As we navigate through life, our credit score can often be the difference between getting approved for a loan or not, landing our dream apartment or settling for a less desirable one, and even being considered for certain jobs. To avoid making these mistakes, you must know what to do. This article highlights 9 some of the most frequent credit mistakes, and provides practical tips on how you can address them.
- The Problem of a Co-Signer Without a Plan
Being a co-signer without a plan can put you in a difficult financial situation. Prepare a payment plan before you co-sign a loan.
- Failure to communicate with lenders
Failure to communicate with lenders can result in missed payments and damage to your credit. Reach out to your lenders if you're struggling to make payments.
- Too Many Credit Applications at Once
Applying for multiple lines of credit in a short amount of time can hurt your credit score. To avoid making this mistake, space out your applications for credit.
- Don't check your credit report
Regularly reviewing your credit report is important to ensure that there aren't any errors or fraudulent activity. The three major credit bureaus offer free access to your credit reports once a yearly.
- In default on Loans
If you default on a credit card, it can severely impact your credit rating. If you are having trouble making payments, contact your lender and ask about repayment options.

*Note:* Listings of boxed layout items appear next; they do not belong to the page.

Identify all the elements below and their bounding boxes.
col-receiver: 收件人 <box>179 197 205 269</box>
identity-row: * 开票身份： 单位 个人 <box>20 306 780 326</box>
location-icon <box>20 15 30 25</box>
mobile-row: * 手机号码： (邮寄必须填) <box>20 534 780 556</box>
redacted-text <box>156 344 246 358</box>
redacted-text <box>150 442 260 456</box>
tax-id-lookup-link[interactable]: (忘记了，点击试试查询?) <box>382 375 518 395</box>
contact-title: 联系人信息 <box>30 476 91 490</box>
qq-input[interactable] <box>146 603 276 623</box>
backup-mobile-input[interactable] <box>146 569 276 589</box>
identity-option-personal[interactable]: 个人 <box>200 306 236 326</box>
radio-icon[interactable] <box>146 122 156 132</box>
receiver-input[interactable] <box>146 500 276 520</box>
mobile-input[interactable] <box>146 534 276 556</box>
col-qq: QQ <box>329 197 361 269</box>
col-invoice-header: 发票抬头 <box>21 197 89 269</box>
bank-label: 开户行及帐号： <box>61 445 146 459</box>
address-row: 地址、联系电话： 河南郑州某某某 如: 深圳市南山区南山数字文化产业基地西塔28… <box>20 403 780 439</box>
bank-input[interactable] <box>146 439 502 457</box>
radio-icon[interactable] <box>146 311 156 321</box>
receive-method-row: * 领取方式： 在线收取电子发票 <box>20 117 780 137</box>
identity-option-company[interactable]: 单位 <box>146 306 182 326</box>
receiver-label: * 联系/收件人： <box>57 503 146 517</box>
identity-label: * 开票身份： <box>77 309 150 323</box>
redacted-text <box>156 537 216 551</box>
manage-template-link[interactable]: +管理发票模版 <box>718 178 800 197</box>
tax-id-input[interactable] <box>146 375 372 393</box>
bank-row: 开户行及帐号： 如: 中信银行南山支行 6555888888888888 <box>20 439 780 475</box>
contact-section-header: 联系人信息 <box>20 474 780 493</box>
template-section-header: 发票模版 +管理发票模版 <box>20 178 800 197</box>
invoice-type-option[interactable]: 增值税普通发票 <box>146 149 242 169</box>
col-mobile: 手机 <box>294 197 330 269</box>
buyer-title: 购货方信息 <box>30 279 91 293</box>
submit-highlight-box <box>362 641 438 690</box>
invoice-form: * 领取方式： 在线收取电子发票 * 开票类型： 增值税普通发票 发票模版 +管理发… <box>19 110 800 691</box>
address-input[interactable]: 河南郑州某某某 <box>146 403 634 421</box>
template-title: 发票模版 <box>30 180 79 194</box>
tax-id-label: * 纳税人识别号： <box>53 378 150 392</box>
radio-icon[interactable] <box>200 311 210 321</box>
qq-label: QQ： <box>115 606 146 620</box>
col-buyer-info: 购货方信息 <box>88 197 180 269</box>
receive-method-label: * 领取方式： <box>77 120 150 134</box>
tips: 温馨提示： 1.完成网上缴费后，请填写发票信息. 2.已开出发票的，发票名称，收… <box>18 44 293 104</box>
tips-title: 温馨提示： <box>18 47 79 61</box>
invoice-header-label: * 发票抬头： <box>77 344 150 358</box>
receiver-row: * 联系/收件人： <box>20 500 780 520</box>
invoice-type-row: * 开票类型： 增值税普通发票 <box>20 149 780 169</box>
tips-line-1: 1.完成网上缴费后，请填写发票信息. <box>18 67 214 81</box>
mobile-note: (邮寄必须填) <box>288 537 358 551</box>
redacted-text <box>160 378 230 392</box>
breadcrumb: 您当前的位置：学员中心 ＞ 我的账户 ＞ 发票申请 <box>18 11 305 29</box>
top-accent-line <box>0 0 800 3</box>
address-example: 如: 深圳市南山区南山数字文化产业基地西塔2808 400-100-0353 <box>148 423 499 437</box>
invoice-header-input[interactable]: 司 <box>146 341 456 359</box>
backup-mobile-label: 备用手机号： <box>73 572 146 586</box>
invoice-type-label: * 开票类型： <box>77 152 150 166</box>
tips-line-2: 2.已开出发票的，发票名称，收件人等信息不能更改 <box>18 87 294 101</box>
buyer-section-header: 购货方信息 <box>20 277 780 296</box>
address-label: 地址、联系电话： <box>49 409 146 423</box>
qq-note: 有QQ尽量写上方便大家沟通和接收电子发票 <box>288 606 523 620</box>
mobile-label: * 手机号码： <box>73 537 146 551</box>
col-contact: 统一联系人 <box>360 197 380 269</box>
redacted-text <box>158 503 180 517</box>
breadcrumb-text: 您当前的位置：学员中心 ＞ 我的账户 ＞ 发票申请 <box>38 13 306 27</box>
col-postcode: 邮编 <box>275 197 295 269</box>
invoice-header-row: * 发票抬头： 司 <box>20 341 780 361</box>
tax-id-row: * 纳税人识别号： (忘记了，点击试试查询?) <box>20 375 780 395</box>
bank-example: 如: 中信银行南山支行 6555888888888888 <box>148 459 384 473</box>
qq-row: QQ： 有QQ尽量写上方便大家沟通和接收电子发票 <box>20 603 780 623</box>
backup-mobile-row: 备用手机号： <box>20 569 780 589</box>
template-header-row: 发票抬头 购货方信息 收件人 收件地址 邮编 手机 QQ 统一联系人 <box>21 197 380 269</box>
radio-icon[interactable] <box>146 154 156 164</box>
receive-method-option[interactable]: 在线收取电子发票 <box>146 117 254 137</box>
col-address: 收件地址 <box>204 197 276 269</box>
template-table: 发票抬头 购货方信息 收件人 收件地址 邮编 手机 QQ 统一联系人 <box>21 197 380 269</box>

- Not Building an Emergency Fund
Missed payments and credit damage can result from not having an emergency reserve. To avoid making this mistake, create an emergency fund.
- Credit Repair Scams: Beware!
Credit repair scams may be tempting but they usually come with high costs and little to no result. You can avoid these scams by working directly with credit repair agencies, or improving your score yourself.
- Maximizing Credit Card Limits
Your credit score can be affected by maxing out your cards. Maintain your credit card utilization rate at less than 30% of total credit.
- Applying for Retail Store Credit Cards
It can be tempting to apply for a retail store credit card, but the cards usually come with high interest rates. Think carefully before applying for these types of credit cards.
Avoiding these credit mistakes, and improving your credit score can help you improve your financial standing. Not only will this help you qualify for loans and better interest rates, but it can also improve your overall financial well-being.
FAQs
What is an excellent credit score?
A credit score of 700 or more is considered good.
How often do I need to check my credit score?
Check your credit report every year.
Paying off a loan before the due date can hurt your credit score.
Paying back a loan earlier can actually increase your credit score. This happens by reducing credit utilization rates and showing lenders you are responsible.
Can I improve my credit score quickly?
While it takes some time to improve credit scores, there are things you can do right away that will show results. For example, paying off your debts or fixing any errors in your credit report.
What should be done if there is an error on my report?
If you find an error on your credit report, you should dispute it with the credit bureau reporting the error and the lender that provided the inaccurate information.